MN: Stewardship principles pervade everything that goes on in the disciplemaking of members, apart from just tithe and offerings. The point I’m making in this book, however, is that disciple-making is a developmental issue and should be treated as such by all Adventist entities and members. We can’t wait until members have to struggle to unlearn bad stewardship habits. This is why this book is such a valuable tool to implement disciple- making across all the stages of life. And the best time to learn new habits is during the formative stages of childhood (see Prov. 22:6 and Deut. 6:6-9), and also when one is a new convert, as this book demonstrates.

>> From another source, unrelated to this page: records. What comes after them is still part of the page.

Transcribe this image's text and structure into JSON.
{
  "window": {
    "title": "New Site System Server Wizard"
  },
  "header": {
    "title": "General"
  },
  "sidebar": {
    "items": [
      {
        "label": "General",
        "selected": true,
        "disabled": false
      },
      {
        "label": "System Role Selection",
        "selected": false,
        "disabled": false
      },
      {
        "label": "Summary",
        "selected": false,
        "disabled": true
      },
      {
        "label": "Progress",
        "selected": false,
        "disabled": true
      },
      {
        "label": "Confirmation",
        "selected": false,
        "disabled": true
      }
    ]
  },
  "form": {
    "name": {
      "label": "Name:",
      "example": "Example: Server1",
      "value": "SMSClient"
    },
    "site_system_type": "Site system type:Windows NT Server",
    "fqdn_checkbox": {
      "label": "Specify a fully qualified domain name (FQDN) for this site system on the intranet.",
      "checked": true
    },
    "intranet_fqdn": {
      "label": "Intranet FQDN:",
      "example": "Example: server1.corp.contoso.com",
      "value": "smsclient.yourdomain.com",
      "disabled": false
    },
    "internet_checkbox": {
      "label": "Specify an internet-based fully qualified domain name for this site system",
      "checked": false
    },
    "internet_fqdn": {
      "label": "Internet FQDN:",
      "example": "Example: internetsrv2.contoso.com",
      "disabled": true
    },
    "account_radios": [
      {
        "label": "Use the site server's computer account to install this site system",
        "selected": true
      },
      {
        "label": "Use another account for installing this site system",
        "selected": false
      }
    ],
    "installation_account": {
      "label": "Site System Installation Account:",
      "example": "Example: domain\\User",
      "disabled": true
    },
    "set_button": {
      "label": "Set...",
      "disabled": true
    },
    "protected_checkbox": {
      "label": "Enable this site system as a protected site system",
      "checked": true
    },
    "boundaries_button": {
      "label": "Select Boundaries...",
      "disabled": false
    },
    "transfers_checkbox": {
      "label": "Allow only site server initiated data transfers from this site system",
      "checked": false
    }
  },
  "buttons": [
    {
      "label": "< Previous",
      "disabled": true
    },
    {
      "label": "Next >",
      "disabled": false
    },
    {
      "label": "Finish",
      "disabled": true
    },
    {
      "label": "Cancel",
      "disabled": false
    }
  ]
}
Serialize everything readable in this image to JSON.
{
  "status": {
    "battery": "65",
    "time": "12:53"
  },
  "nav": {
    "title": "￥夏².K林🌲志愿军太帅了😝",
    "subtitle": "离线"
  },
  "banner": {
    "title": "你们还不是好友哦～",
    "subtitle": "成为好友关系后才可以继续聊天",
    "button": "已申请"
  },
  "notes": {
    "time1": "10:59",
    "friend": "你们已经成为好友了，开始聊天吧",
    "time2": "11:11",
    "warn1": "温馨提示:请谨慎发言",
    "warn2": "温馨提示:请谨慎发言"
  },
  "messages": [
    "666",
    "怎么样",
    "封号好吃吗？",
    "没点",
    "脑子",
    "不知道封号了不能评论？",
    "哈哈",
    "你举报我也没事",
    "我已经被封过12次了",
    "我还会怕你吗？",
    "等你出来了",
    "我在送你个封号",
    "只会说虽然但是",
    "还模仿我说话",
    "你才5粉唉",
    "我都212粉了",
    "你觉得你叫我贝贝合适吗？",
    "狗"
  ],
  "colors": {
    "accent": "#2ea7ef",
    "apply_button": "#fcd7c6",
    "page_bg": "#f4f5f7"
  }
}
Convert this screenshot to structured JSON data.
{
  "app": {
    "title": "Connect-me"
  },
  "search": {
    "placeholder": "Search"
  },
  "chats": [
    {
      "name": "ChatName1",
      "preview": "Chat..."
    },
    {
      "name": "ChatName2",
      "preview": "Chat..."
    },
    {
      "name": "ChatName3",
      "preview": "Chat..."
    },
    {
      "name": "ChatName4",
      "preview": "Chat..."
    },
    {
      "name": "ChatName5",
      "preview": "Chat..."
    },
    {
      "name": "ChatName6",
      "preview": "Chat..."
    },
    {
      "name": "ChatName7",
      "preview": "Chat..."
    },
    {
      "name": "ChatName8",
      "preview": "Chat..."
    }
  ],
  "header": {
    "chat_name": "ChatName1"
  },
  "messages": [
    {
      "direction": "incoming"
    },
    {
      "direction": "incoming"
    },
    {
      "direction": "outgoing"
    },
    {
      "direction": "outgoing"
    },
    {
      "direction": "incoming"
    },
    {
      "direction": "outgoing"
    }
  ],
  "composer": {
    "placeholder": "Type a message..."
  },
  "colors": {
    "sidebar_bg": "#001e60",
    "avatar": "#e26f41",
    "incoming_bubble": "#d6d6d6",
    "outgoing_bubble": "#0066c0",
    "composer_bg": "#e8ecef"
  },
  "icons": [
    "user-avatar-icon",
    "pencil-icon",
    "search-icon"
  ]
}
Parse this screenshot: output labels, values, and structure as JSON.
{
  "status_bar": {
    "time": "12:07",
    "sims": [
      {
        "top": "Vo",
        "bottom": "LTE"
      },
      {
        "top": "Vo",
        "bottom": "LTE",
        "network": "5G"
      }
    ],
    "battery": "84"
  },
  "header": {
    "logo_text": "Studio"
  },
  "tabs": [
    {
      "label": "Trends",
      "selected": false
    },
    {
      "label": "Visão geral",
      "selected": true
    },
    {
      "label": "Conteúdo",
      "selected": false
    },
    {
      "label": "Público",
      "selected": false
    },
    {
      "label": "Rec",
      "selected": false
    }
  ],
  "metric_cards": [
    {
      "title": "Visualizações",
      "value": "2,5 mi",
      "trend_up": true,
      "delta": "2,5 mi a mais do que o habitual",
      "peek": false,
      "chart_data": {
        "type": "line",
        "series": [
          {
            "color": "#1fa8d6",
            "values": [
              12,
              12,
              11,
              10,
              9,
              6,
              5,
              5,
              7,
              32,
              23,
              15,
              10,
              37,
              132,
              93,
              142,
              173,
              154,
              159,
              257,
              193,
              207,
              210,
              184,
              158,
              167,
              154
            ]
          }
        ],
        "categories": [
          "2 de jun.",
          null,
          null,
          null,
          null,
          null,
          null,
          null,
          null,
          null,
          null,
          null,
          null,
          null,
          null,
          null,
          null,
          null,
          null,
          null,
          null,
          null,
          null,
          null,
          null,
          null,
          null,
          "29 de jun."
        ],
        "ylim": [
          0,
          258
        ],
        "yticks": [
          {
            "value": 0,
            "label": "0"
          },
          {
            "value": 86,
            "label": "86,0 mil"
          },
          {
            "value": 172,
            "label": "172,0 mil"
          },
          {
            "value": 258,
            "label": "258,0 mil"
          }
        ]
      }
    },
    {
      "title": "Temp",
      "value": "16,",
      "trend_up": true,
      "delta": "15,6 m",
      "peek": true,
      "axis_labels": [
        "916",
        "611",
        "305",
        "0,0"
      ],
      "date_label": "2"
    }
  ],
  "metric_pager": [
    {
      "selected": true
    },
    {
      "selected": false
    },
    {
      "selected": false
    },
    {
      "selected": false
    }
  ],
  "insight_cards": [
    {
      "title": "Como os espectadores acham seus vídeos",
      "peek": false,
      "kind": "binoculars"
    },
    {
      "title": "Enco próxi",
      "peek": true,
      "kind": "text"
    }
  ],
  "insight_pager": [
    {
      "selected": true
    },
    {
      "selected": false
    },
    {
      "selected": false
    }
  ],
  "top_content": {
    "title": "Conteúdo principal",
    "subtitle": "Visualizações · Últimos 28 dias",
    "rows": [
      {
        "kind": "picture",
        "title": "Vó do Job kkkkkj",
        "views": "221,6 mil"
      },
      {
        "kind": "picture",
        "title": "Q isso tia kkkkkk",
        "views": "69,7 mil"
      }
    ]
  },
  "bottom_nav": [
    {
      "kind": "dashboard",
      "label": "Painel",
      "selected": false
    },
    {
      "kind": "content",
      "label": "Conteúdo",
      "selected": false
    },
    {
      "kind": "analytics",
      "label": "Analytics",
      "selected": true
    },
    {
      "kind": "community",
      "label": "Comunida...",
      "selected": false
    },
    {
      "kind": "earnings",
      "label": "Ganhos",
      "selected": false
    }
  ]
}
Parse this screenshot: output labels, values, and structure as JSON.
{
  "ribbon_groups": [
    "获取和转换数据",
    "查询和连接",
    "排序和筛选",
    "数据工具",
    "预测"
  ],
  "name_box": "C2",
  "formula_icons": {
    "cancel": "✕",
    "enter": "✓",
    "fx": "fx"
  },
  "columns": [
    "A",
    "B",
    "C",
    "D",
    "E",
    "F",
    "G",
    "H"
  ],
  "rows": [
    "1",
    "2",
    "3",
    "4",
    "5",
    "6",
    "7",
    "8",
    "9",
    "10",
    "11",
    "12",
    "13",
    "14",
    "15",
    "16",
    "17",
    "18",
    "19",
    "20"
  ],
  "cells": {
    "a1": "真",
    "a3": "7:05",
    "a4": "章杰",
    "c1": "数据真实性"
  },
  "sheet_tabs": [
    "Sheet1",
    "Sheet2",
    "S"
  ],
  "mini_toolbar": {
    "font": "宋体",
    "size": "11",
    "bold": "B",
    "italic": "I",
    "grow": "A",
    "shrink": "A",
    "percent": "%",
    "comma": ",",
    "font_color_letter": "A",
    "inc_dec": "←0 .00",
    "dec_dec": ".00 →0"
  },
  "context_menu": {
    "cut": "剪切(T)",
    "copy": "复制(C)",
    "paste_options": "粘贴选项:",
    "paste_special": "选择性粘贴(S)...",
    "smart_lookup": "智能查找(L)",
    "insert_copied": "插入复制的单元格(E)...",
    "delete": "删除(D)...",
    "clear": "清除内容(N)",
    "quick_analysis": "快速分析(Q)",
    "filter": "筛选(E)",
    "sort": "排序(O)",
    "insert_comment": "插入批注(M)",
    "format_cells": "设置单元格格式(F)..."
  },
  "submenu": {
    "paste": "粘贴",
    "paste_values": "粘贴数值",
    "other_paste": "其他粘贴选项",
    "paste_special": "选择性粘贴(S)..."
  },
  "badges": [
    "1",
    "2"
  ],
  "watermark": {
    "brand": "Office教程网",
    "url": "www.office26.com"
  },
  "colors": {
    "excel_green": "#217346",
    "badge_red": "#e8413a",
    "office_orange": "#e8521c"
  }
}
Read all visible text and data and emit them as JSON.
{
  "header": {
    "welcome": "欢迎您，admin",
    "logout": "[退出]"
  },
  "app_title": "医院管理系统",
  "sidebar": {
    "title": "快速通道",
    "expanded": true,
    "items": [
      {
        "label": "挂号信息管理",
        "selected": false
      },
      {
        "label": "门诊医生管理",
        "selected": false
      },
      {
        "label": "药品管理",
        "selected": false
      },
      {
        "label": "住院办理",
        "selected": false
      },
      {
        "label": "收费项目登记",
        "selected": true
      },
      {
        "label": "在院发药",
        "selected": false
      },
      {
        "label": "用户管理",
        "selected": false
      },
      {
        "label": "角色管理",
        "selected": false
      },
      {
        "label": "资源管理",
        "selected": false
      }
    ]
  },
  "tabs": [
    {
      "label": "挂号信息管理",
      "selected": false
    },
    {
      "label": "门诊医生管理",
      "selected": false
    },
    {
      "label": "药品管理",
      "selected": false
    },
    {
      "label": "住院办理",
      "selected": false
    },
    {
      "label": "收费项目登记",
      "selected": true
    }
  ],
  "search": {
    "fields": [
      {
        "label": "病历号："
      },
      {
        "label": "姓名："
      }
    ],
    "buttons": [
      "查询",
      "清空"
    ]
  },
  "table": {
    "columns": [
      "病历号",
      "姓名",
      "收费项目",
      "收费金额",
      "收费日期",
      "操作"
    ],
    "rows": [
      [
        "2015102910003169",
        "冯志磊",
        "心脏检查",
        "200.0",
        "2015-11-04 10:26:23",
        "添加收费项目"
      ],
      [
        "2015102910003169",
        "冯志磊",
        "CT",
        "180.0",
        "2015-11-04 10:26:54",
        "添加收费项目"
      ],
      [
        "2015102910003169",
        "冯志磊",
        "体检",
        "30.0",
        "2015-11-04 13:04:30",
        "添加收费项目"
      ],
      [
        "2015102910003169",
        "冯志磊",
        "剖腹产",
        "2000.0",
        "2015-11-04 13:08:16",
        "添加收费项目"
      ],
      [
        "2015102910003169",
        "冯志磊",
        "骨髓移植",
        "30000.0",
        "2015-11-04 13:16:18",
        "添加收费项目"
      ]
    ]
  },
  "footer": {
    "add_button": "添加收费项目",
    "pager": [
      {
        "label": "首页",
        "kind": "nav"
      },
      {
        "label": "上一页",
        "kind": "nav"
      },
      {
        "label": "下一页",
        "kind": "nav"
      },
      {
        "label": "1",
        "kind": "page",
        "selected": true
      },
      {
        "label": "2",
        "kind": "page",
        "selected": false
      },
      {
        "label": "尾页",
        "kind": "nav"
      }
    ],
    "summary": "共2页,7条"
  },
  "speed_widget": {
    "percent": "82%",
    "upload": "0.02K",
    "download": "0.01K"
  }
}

DS: How can we use the book effectively?

MN: It is suitable for family reading, since the characters in the story cut across age groups, and they are all going through learning, discovery, and transformation. As suggested by Pastor Bomfim, it can be used during family worship, helping children and parents to learn together. It can also serve as resource material for Stewardship Ministries, Sabbath School, Children’s Ministries, Pathfinders, and Education, including small-group ministries in Personal Ministries.

DS: Any final word?

MN: Many thanks to GC Stewardship Ministries for assisting in the development, editing, and publishing of the English ebook version. Please feel free to contact me at ngwarum@ sid.adventist.org or +27834607527 for more information on the hard copies, including licensing in languages other than English.

Michael R. Ngwaru

Michael R. Ngwaru was born in Cape Town, South Africa. He and his wife, Elizabeth, have been married since 1983. Ngwaru holds a bachelor’s degree in Theology and an MBA. He has served as a church worker since 1978, and is currently is director of Personal Ministries for the Southern Africa-Indian Ocean Division, Pretoria, South Africa. His passion is to educate through storytelling.